Bishop-Elect, Jim Hobby

About Our Bishop-Elect, Jim Hobby

[With information from the Thomasville, Georgia, Times-Enterprise,

“Papa is going to Pittsburgh to be the new Rook,” announced on of Jim Hobby’s young grandsons recently.  Hobby, rector (pastor) of Trinity Anglican Church in Thomasville,Georgia, was recently elected by the Anglican Diocese of Pittsburgh to fill the office of retiring Bishop Robert Duncan, former—and founding—archbishop and primate of the Anglican Church in North America (ACNA).

Although he clearly got his game pieces mixed up, it’s no surprise the 4-year old budding chess player would assign his grandfather a position just behind the rank and file of the game: it’s where Hobby has faithfully served the last 30 years as an ordained member of the Anglican priesthood.  But how does the rector of a relatively new congregation from a small town in south Georgia become the bishop-elect of one of the country’s biggest—some would say its flagship—diocese? 

It’s not difficult to connect the dots.  A graduate of Trinity School for Ministry, Hobby was ordained in 1986 in the Episcopal Diocese of Pittsburgh and his first two churches were located in Pennsylvania.  He served two “yoked” congregations for four years before a three-year term in Darien, Connecticut.  In 1993, he was called to Tallahassee, Florida, where he would spend the next 23 year in parish ministry and missions, and become a key leader in the emergence of a new Anglican diocese in Florida, one that would ultimately find its home within the ACNA.

Hobby’s influence within Florida began when he was asked to serve on the strategic planning committee for the Episcopal Diocese of Florida, then later on as a member of their Global Mission Catalyst Committee.  As his influence among regional church leaders grew, leadership among the larger Episcopal Church would prove to have a profound effect on the landscape of the denomination he was serving: when the sands began to shift in the late 1990s, Hobby became an integral voice in the desire for a more orthodox faith. 

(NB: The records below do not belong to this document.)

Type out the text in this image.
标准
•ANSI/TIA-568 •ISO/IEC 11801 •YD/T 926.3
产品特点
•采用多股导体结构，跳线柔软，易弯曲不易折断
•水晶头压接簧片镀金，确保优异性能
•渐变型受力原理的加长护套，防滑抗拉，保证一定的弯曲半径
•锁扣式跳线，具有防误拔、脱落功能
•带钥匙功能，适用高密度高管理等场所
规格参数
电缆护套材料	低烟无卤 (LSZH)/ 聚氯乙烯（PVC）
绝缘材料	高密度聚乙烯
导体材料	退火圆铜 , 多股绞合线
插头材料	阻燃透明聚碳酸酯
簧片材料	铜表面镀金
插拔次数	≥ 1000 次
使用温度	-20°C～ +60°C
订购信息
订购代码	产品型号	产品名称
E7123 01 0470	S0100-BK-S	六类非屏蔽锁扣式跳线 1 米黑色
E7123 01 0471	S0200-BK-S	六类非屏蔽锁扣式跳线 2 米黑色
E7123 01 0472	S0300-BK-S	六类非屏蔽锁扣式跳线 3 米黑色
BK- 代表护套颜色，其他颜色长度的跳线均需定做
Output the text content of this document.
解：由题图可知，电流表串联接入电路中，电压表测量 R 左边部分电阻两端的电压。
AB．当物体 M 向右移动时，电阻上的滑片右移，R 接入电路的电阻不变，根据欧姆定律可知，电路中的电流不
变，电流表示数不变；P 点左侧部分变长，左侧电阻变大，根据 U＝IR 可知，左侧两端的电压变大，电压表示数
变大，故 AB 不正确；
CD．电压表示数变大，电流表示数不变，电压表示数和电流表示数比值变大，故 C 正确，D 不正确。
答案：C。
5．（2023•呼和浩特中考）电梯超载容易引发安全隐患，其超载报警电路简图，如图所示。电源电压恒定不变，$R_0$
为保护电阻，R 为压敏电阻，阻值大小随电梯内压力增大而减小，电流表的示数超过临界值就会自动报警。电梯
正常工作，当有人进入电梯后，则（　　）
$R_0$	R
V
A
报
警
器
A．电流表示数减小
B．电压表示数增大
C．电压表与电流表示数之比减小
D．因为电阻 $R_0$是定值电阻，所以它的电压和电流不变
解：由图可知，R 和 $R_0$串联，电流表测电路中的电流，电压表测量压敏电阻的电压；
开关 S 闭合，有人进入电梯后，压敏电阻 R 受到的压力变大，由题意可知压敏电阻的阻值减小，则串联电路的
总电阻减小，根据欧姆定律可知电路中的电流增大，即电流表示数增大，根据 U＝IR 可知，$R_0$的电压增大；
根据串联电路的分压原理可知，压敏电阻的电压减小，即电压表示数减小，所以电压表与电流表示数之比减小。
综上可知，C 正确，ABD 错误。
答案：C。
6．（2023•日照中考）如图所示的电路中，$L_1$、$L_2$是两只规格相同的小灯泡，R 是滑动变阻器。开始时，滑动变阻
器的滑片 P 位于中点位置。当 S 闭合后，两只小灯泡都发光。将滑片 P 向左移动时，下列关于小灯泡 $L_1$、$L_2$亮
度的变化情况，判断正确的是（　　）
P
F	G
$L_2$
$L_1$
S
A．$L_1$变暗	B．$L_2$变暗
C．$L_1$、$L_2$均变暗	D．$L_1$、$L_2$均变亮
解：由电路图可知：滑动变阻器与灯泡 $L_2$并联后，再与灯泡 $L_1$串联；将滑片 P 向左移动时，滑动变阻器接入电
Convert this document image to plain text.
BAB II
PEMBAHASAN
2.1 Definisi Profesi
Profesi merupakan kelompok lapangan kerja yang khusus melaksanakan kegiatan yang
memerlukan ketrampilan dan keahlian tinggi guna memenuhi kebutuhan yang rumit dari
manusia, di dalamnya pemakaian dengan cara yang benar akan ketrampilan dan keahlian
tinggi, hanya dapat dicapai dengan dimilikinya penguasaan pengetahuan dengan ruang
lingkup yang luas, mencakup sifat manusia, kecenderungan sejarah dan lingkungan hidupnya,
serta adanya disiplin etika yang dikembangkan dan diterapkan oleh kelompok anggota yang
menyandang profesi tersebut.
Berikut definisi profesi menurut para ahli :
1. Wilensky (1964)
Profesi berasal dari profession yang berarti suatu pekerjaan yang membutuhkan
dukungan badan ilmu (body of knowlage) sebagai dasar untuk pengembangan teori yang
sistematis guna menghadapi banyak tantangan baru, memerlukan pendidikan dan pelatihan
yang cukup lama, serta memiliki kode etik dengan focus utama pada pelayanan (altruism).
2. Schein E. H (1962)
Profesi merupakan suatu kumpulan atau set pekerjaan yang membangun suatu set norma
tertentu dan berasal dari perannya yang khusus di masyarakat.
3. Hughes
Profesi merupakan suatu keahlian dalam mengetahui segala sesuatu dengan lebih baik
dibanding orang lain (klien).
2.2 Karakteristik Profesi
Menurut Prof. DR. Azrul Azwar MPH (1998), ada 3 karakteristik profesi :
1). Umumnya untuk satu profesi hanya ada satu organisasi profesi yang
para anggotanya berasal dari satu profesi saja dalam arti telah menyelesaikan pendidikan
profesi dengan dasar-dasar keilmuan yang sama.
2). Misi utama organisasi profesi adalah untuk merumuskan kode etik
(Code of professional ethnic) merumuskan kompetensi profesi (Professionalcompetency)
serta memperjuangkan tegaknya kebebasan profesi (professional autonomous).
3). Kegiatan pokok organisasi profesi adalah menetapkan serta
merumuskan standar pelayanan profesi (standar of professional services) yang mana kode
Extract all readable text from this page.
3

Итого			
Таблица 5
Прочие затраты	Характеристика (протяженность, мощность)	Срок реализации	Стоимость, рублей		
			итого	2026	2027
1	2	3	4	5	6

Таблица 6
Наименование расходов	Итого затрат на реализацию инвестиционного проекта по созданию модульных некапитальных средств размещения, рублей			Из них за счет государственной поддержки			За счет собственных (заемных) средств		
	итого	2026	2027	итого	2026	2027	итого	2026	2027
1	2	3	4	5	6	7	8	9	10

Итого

Starting around 2005, he helped to solidify what would later be called the Gulf Atlantic Diocese (GAD).  The “Anglican Alliance of North Florida” umbrella group became a safe haven for churches that made the hard decision to leave their Episcopal dioceses.  GAD quickly grew to include the southern portions of Mississippi, Alabama and Georgia, including a group of Episcopalians from Thomasville who wanted to plant a new church in the Anglican Tradition.